WE’VE SEEN artificial intelligence take over many tasks in the everyday world – from parking cars to stocking grocery-store aisles. So it shouldn’t be a surprise that AI has found its way into the creation of alcoholic beverages, which often involves a host of different ingredients, flavour notes, and precise recipes.
A Swedish distillery and a Philadelphia brewery are among the increasing number of manufacturers that have incorporated AI and other out-of-the-ordinary technology in their production. Why involve machines in these venerated crafts? Both companies saw it as an exciting learning experiment, but more importantly, they recognised technology’s ability to develop flavour profiles at lightning speed and standardise production.
Just outside Gävle, Sweden, Mackmyra Whisky partnered with Microsoft and Finnish tech company Fourkind to create the world’s first AI-generated whisky. The distillery used
machine-learning models on Microsoft’s Azure cloud platform and AI cognitive services and fed them Mackmyra’s existing recipes, cask types, sales data, customer reviews, and tasting notes.
The models could generate more than 70 million high-quality recipes. Master blender Angela D’Orazio reviewed hundreds of them until she landed on five to test in her laboratory. She then chose the best of the batch, a blend now known as Intelligens, which was released in September 2019.
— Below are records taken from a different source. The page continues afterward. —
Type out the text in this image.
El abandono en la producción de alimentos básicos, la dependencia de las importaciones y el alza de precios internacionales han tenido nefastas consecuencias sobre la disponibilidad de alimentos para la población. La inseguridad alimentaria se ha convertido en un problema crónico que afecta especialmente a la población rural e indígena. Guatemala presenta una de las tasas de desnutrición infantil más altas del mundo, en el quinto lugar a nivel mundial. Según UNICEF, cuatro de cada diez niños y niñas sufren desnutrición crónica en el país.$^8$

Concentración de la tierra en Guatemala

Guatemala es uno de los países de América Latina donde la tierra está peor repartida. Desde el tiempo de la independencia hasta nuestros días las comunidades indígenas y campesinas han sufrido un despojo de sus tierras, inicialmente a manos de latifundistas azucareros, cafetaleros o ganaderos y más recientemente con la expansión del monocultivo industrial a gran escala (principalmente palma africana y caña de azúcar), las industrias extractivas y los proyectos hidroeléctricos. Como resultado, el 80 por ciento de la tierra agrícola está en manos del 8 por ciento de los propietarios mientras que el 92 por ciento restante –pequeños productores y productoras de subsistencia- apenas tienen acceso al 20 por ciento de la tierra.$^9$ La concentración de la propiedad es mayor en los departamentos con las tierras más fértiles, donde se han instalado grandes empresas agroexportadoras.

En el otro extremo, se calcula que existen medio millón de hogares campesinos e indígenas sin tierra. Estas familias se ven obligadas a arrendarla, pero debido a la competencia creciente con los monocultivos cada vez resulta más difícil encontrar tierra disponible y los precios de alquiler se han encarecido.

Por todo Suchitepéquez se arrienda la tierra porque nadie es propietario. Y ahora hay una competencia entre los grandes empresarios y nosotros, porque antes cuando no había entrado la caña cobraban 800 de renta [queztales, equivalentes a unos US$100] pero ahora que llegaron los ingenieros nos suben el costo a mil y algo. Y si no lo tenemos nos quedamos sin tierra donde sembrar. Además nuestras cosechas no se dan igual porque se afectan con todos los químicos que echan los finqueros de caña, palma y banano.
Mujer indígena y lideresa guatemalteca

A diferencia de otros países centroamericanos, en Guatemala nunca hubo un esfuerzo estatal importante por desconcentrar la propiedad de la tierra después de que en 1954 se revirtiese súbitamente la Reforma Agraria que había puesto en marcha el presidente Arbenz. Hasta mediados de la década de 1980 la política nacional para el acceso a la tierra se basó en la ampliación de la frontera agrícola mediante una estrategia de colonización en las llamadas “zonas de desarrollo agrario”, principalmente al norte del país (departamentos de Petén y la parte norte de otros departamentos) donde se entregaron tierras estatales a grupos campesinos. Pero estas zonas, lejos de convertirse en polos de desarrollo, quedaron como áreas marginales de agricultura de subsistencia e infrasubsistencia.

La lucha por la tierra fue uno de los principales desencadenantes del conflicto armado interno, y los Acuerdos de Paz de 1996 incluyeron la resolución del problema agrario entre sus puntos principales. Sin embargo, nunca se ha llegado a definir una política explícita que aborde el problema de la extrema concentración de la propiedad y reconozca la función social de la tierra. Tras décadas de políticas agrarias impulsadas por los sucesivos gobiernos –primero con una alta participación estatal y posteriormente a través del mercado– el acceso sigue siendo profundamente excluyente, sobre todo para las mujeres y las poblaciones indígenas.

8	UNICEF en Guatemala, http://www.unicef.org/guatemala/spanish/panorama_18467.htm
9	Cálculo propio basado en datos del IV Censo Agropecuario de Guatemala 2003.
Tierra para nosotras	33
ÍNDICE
‘What a programme like this can do is process a lot more [recipe] possibilities per second than a human brain can ever do,’ D’Orazio says. But human senses, especially taste and smell, remain irreplaceable. ‘Human context is needed,’ she says. ‘I was involved in every step – I decided on the recipe, I chose the casks.’ Although Mackmyra is the first to use a human-machine collaboration in the distilling process, D’Orazio expects this partnership to proliferate in the future. In fact, several breweries have already done so.
Dock Street Brewing Co in Philadelphia has used robots not to develop flavours but instead to help in the brewing process. The brewery partnered with its neighbour Exyn
Technologies – which specialises in drones for GPS-denied industrial environments, such as mines – to create Swarm Intelligence, a pale ale that was released in late January. Dock Street says the new brew is the world’s first drone-assisted beer.
‘Since [the drones] are autonomous, they can take on a variety of tasks, unlike a piece of brewing equipment that was designed to do one thing, one way, and if it breaks, it breaks,’ says Renata Certo-Ware, head of events and marketing for Dock Street. ‘Drones are more intuitive and able to be programmed and reprogrammed in a way that is much more amenable to trouble-shooting and being used for multiple tasks.’
Dock Street head brewer Mark Russell says the brewery and Exyn initially discussed using drones to deliver beer, but the autonomous aerial robots can only hold so much weight. They chose instead to use a drone to add hops into the brewing kettles.
‘On our scale, we’re very much still hands-on,’ Russell says. ‘This isn’t going to revolutionise our brewing. It was more just a fun thing for us to do. But creating a consistent product is always the goal for brewers, and anytime you can remove human error, that’s great.’
THE DISTILLERY USED MACHINELEARNING MODELS AND FED THEM EXISTING RECIPES, CASK TYPES, SALES DATA, CUSTOMER REVIEWS, AND TASTING NOTES.